Le tematiche affrontate da parte del gruppo chiamo in causa ancora una volta i conflitti bellici della Seconda Guerra Mondiale, spostando questa volta l’analisi sulla cruenta battaglia del Fronte Orientale. Il titolo rimanda al “Vento Divino” dei kamikaze giapponesi che attaccavano l’esercito americano con leggeri aerei caricati di esplosivi affinché lo schianto potesse fare più danni possibili alle portaerei nemiche. La musica su questo disco vuole essere un riflesso delle tematiche belliche qui proposte e lo è attraverso canzoni corpose, ricche di varie strutture e cambi di tempo, anche se si nota la mancanza di una vera e propria hit che possa farsi notare sulle altre composizioni. Certo, il disco annovera composizioni sincere, votate al genere nella sua versione più cruda e sfacciata e sicuramente create con tanto mestiere; tuttavia manca in più parti quel quid che possa veramente far decollare appieno il disco.

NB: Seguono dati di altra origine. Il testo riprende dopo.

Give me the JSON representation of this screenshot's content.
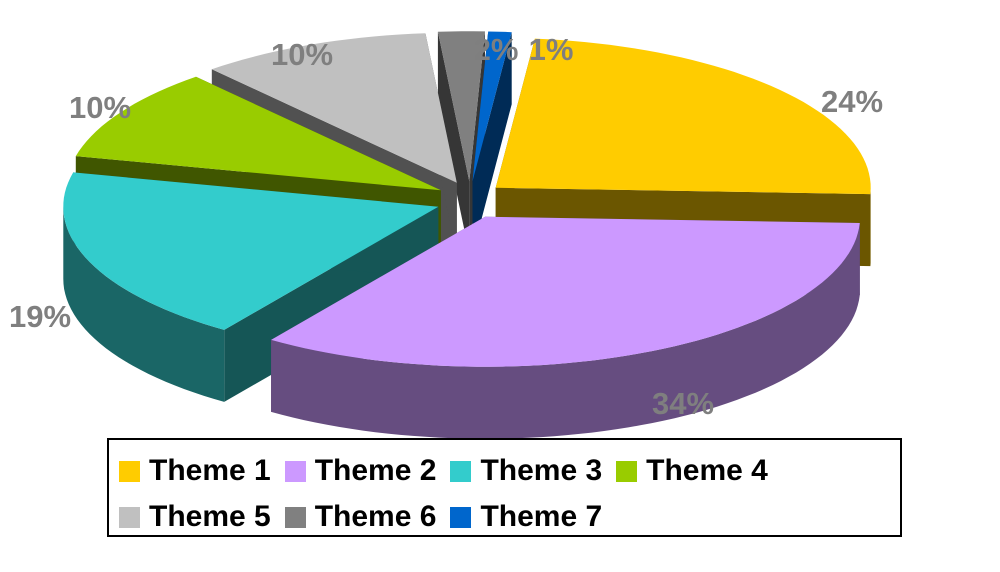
{
  "chart_data": {
    "type": "pie",
    "style": "3d-exploded",
    "categories": [
      "Theme 1",
      "Theme 2",
      "Theme 3",
      "Theme 4",
      "Theme 5",
      "Theme 6",
      "Theme 7"
    ],
    "values": [
      24,
      34,
      19,
      10,
      10,
      2,
      1
    ],
    "value_labels": [
      "24%",
      "34%",
      "19%",
      "10%",
      "10%",
      "2%",
      "1%"
    ],
    "colors": [
      "#ffcc00",
      "#cc99ff",
      "#33cccc",
      "#99cc00",
      "#c0c0c0",
      "#808080",
      "#0066cc"
    ],
    "title": "",
    "legend_placement": "bottom"
  }
}
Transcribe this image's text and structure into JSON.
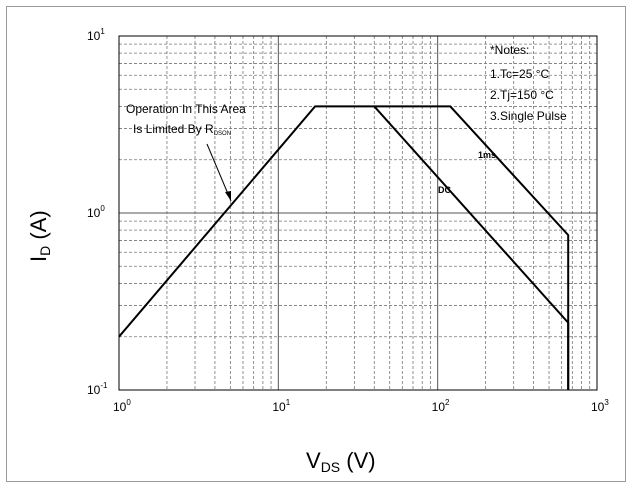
{
  "chart_data": {
    "type": "line",
    "x_scale": "log",
    "y_scale": "log",
    "xlim": [
      1,
      1000
    ],
    "ylim": [
      0.1,
      10
    ],
    "grid": true,
    "x_ticks": [
      {
        "base": "10",
        "exp": "0"
      },
      {
        "base": "10",
        "exp": "1"
      },
      {
        "base": "10",
        "exp": "2"
      },
      {
        "base": "10",
        "exp": "3"
      }
    ],
    "y_ticks": [
      {
        "base": "10",
        "exp": "1"
      },
      {
        "base": "10",
        "exp": "0"
      },
      {
        "base": "10",
        "exp": "-1"
      }
    ],
    "xlabel": {
      "main": "V",
      "sub": "DS",
      "suffix": " (V)"
    },
    "ylabel": {
      "main": "I",
      "sub": "D",
      "suffix": " (A)"
    },
    "series": [
      {
        "name": "DC",
        "x": [
          1,
          17,
          40,
          660,
          660
        ],
        "y": [
          0.2,
          4,
          4,
          0.24,
          0.1
        ]
      },
      {
        "name": "1ms",
        "x": [
          40,
          120,
          660,
          660
        ],
        "y": [
          4,
          4,
          0.75,
          0.1
        ]
      }
    ],
    "annotations": {
      "rdson_line1": "Operation In This Area",
      "rdson_line2_main": "Is Limited By R",
      "rdson_line2_sub": "DSON",
      "notes": [
        "*Notes:",
        "1.Tc=25 °C",
        "2.Tj=150 °C",
        "3.Single Pulse"
      ]
    }
  }
}
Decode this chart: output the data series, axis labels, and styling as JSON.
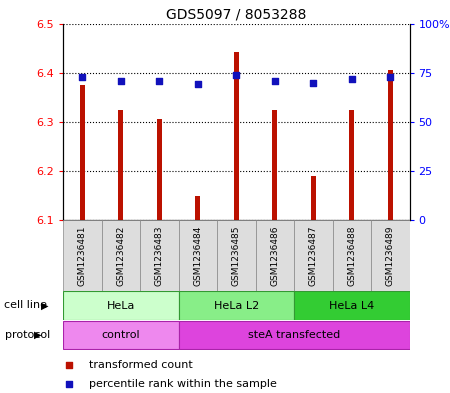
{
  "title": "GDS5097 / 8053288",
  "samples": [
    "GSM1236481",
    "GSM1236482",
    "GSM1236483",
    "GSM1236484",
    "GSM1236485",
    "GSM1236486",
    "GSM1236487",
    "GSM1236488",
    "GSM1236489"
  ],
  "transformed_counts": [
    6.375,
    6.325,
    6.305,
    6.148,
    6.442,
    6.325,
    6.19,
    6.325,
    6.405
  ],
  "percentile_ranks": [
    73,
    71,
    71,
    69,
    74,
    71,
    70,
    72,
    73
  ],
  "ylim_left": [
    6.1,
    6.5
  ],
  "ylim_right": [
    0,
    100
  ],
  "yticks_left": [
    6.1,
    6.2,
    6.3,
    6.4,
    6.5
  ],
  "yticks_right": [
    0,
    25,
    50,
    75,
    100
  ],
  "ytick_labels_right": [
    "0",
    "25",
    "50",
    "75",
    "100%"
  ],
  "bar_color": "#bb1100",
  "dot_color": "#1111bb",
  "bar_width": 0.12,
  "cell_line_groups": [
    {
      "label": "HeLa",
      "start": 0,
      "end": 2,
      "color": "#ccffcc"
    },
    {
      "label": "HeLa L2",
      "start": 3,
      "end": 5,
      "color": "#88ee88"
    },
    {
      "label": "HeLa L4",
      "start": 6,
      "end": 8,
      "color": "#33cc33"
    }
  ],
  "protocol_groups": [
    {
      "label": "control",
      "start": 0,
      "end": 2,
      "color": "#ee88ee"
    },
    {
      "label": "steA transfected",
      "start": 3,
      "end": 8,
      "color": "#dd44dd"
    }
  ],
  "legend_items": [
    {
      "label": "transformed count",
      "color": "#bb1100",
      "marker": "s"
    },
    {
      "label": "percentile rank within the sample",
      "color": "#1111bb",
      "marker": "s"
    }
  ],
  "cell_line_label": "cell line",
  "protocol_label": "protocol"
}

Diciamo pure che i quasi cinquanta minuti di disco scorrono piacevolmente, anche se sarebbero potuti essere sviluppati meglio affinché non si arrivasse a considerare il disco nella sua totalità. Ma così è. On Divine Winds si distingue per essere classico lavoro da prendere per quello che è: una sorta di concept su una specifica battaglia all’interno dello scenario della Seconda Guerra Mondiale. Le strutture delle canzoni spesso alternano rallentamenti doom a ripartenze che al massimo si stazionano su up tempo e persino il fatto di annoverare quasi sempre un finale “sfumato” sostiene questa mia tesi, come a voler dare una sensazione di continuazione tra una composizione e l’altra. Come detto in precedenza, lo stile musicale vuole sempre seguire in qualche modo i testi narranti le battaglie e tra tutte le canzoni possiamo citare la veloce Operation Z, descrizione dell’attacco a Pearl Harbour. La voce di Martin è plumbea ma anche incredibilmente graffiante, mentre le chitarre si destreggiano molto bene tra riffs diretti e linee soliste dal retrogusto melodico ma sempre contraddistinte da un tocco drammatico.  

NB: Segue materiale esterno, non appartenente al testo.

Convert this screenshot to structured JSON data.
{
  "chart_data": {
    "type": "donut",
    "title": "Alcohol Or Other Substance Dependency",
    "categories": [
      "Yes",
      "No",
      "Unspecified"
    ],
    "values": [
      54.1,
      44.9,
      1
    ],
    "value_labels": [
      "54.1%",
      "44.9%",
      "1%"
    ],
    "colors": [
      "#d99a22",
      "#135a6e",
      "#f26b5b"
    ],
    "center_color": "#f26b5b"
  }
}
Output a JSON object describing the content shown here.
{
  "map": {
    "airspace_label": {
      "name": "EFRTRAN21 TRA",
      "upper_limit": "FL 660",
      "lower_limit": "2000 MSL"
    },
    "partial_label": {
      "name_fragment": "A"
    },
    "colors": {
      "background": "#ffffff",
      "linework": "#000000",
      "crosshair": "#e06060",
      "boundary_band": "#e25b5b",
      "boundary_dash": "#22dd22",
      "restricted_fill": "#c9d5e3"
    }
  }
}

Più ragionata e votata al massimo al tappeto di doppia cassa la successiva The Mukden Incident, la quale, attraverso il suo riffing in tremolo mostra anche accenti epici notevoli, per proseguire con i rallentamenti doom alternati ad up tempo dell’avvolgente e drammatica Full Scale War. L’altrettanto plumbea On Choral Shores descrive alla perfezione, anche musicalmente, lo sbarco dei marines su di un’isola del Pacifico anche se alcuni momenti di fiacca fanno la loro comparsa qua e là, specialmente in occasione dei riffs in tremolo. Assolutamente da citare l’atmosfera ricreata in occasione di Tokyo Napalm Holocaust, vero macigno che viaggia su tempi doom al fine di riversare sull’ascoltatore tutta la sua carica angosciante che deve possedere perché descrizione dei bombardamenti sulla città nipponica e la ferale Kamikaze, forse tra le canzoni più veloci del disco con gran lavoro da parte dell’ormai mitico Ed Warby. In chiusura troviamo i rallentamenti doom con atmosfere surreali di To Bear The Unbearable a mettere il sigillo ad un buon lavoro.

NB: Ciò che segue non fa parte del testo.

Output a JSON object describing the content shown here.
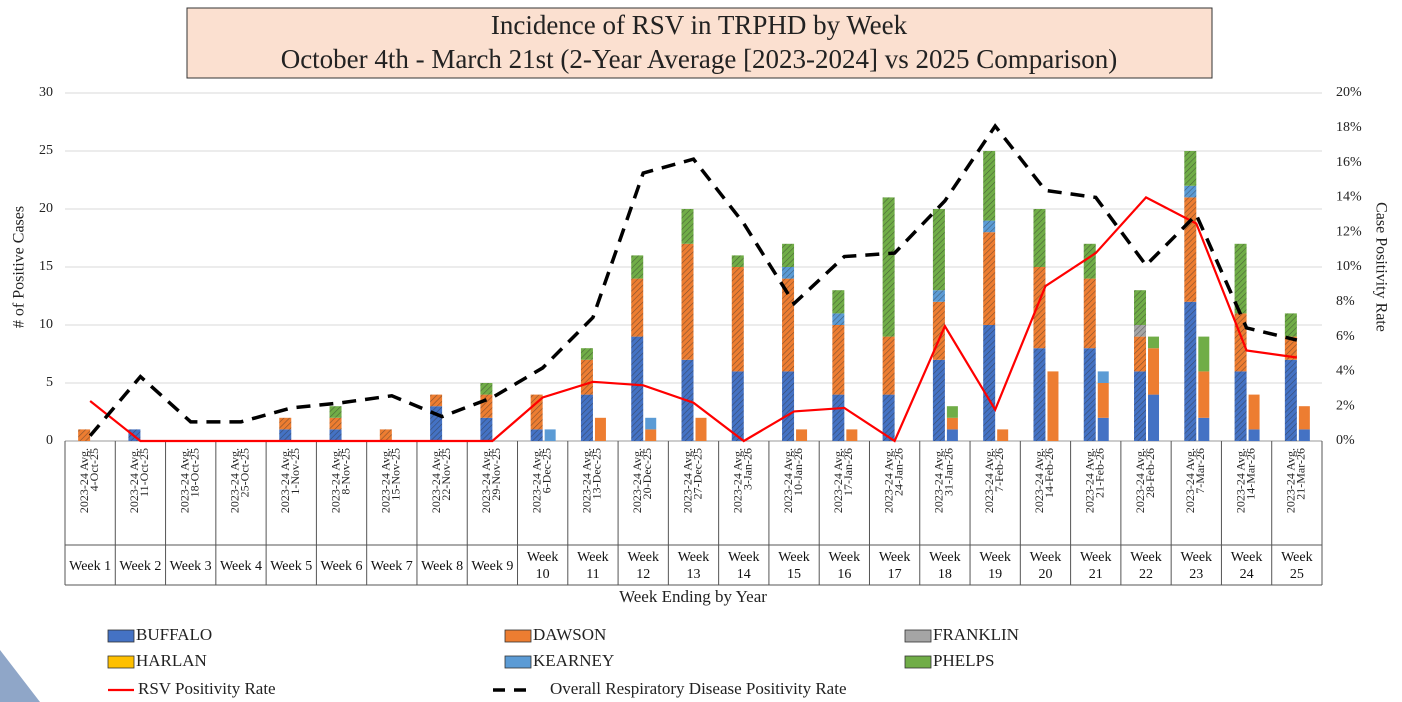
{
  "chart_data": {
    "type": "stacked_bar_line",
    "title": "Incidence of RSV in TRPHD by Week",
    "subtitle": "October 4th - March 21st (2-Year Average [2023-2024] vs 2025 Comparison)",
    "y_label": "# of Positive Cases",
    "y2_label": "Case Positivity Rate",
    "x_label": "Week Ending by Year",
    "avg_label": "2023-24 Avg.",
    "categories": [
      "Week 1",
      "Week 2",
      "Week 3",
      "Week 4",
      "Week 5",
      "Week 6",
      "Week 7",
      "Week 8",
      "Week 9",
      "Week 10",
      "Week 11",
      "Week 12",
      "Week 13",
      "Week 14",
      "Week 15",
      "Week 16",
      "Week 17",
      "Week 18",
      "Week 19",
      "Week 20",
      "Week 21",
      "Week 22",
      "Week 23",
      "Week 24",
      "Week 25"
    ],
    "dates": [
      "4-Oct-25",
      "11-Oct-25",
      "18-Oct-25",
      "25-Oct-25",
      "1-Nov-25",
      "8-Nov-25",
      "15-Nov-25",
      "22-Nov-25",
      "29-Nov-25",
      "6-Dec-25",
      "13-Dec-25",
      "20-Dec-25",
      "27-Dec-25",
      "3-Jan-26",
      "10-Jan-26",
      "17-Jan-26",
      "24-Jan-26",
      "31-Jan-26",
      "7-Feb-26",
      "14-Feb-26",
      "21-Feb-26",
      "28-Feb-26",
      "7-Mar-26",
      "14-Mar-26",
      "21-Mar-26"
    ],
    "series": [
      {
        "name": "BUFFALO",
        "color": "#4472c4",
        "avg": [
          0,
          1,
          0,
          0,
          1,
          1,
          0,
          3,
          2,
          1,
          4,
          9,
          7,
          6,
          6,
          4,
          4,
          7,
          10,
          8,
          8,
          6,
          12,
          6,
          7
        ],
        "current": [
          0,
          0,
          0,
          0,
          0,
          0,
          0,
          0,
          0,
          0,
          0,
          0,
          0,
          0,
          0,
          0,
          0,
          1,
          0,
          0,
          2,
          4,
          2,
          1,
          1
        ]
      },
      {
        "name": "DAWSON",
        "color": "#ed7d31",
        "avg": [
          1,
          0,
          0,
          0,
          1,
          1,
          1,
          1,
          2,
          3,
          3,
          5,
          10,
          9,
          8,
          6,
          5,
          5,
          8,
          7,
          6,
          3,
          9,
          5,
          2
        ],
        "current": [
          0,
          0,
          0,
          0,
          0,
          0,
          0,
          0,
          0,
          0,
          2,
          1,
          2,
          0,
          1,
          1,
          0,
          1,
          1,
          6,
          3,
          4,
          4,
          3,
          2
        ]
      },
      {
        "name": "FRANKLIN",
        "color": "#a5a5a5",
        "avg": [
          0,
          0,
          0,
          0,
          0,
          0,
          0,
          0,
          0,
          0,
          0,
          0,
          0,
          0,
          0,
          0,
          0,
          0,
          0,
          0,
          0,
          1,
          0,
          0,
          0
        ],
        "current": [
          0,
          0,
          0,
          0,
          0,
          0,
          0,
          0,
          0,
          0,
          0,
          0,
          0,
          0,
          0,
          0,
          0,
          0,
          0,
          0,
          0,
          0,
          0,
          0,
          0
        ]
      },
      {
        "name": "HARLAN",
        "color": "#ffc000",
        "avg": [
          0,
          0,
          0,
          0,
          0,
          0,
          0,
          0,
          0,
          0,
          0,
          0,
          0,
          0,
          0,
          0,
          0,
          0,
          0,
          0,
          0,
          0,
          0,
          0,
          0
        ],
        "current": [
          0,
          0,
          0,
          0,
          0,
          0,
          0,
          0,
          0,
          0,
          0,
          0,
          0,
          0,
          0,
          0,
          0,
          0,
          0,
          0,
          0,
          0,
          0,
          0,
          0
        ]
      },
      {
        "name": "KEARNEY",
        "color": "#5b9bd5",
        "avg": [
          0,
          0,
          0,
          0,
          0,
          0,
          0,
          0,
          0,
          0,
          0,
          0,
          0,
          0,
          1,
          1,
          0,
          1,
          1,
          0,
          0,
          0,
          1,
          0,
          0
        ],
        "current": [
          0,
          0,
          0,
          0,
          0,
          0,
          0,
          0,
          0,
          1,
          0,
          1,
          0,
          0,
          0,
          0,
          0,
          0,
          0,
          0,
          1,
          0,
          0,
          0,
          0
        ]
      },
      {
        "name": "PHELPS",
        "color": "#70ad47",
        "avg": [
          0,
          0,
          0,
          0,
          0,
          1,
          0,
          0,
          1,
          0,
          1,
          2,
          3,
          1,
          2,
          2,
          12,
          7,
          6,
          5,
          3,
          3,
          3,
          6,
          2
        ],
        "current": [
          0,
          0,
          0,
          0,
          0,
          0,
          0,
          0,
          0,
          0,
          0,
          0,
          0,
          0,
          0,
          0,
          0,
          1,
          0,
          0,
          0,
          1,
          3,
          0,
          0
        ]
      }
    ],
    "lines": [
      {
        "name": "RSV Positivity Rate",
        "color": "#ff0000",
        "dashed": false,
        "axis": "y2",
        "values": [
          2.3,
          0,
          0,
          0,
          0,
          0,
          0,
          0,
          0,
          2.5,
          3.4,
          3.2,
          2.2,
          0,
          1.7,
          1.9,
          0,
          6.6,
          1.8,
          8.9,
          10.8,
          14.0,
          12.5,
          5.2,
          4.8
        ]
      },
      {
        "name": "Overall Respiratory Disease Positivity Rate",
        "color": "#000000",
        "dashed": true,
        "axis": "y2",
        "values": [
          0.3,
          3.7,
          1.1,
          1.1,
          1.9,
          2.2,
          2.6,
          1.4,
          2.5,
          4.2,
          7.1,
          15.4,
          16.2,
          12.5,
          7.9,
          10.6,
          10.8,
          13.8,
          18.1,
          14.4,
          14.0,
          10.1,
          13.0,
          6.5,
          5.8
        ]
      }
    ],
    "ylim": [
      0,
      30
    ],
    "yticks": [
      0,
      5,
      10,
      15,
      20,
      25,
      30
    ],
    "y2lim": [
      0,
      20
    ],
    "y2ticks": [
      {
        "value": 0,
        "label": "0%"
      },
      {
        "value": 2,
        "label": "2%"
      },
      {
        "value": 4,
        "label": "4%"
      },
      {
        "value": 6,
        "label": "6%"
      },
      {
        "value": 8,
        "label": "8%"
      },
      {
        "value": 10,
        "label": "10%"
      },
      {
        "value": 12,
        "label": "12%"
      },
      {
        "value": 14,
        "label": "14%"
      },
      {
        "value": 16,
        "label": "16%"
      },
      {
        "value": 18,
        "label": "18%"
      },
      {
        "value": 20,
        "label": "20%"
      }
    ],
    "grid": true
  }
}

Gli Hail of Bullets si riconfermano come una delle migliori realtà in campo estremo e fa sorridere (o inquietare) constatare che, come ormai avviene nella maggior parte dei casi, dietro a questi progetti ci siano solo più persone con tanta esperienza nel campo. Come se alle nuove leve non importasse più nulla il fatto di suonare death metal puro, incontaminato. Sarà anche un cambiamento naturale nel ciclo vitale del metal estremo, tuttavia niente può togliere il piacere di ascoltare certi dischi fatti ancora con una certa passione e grinta.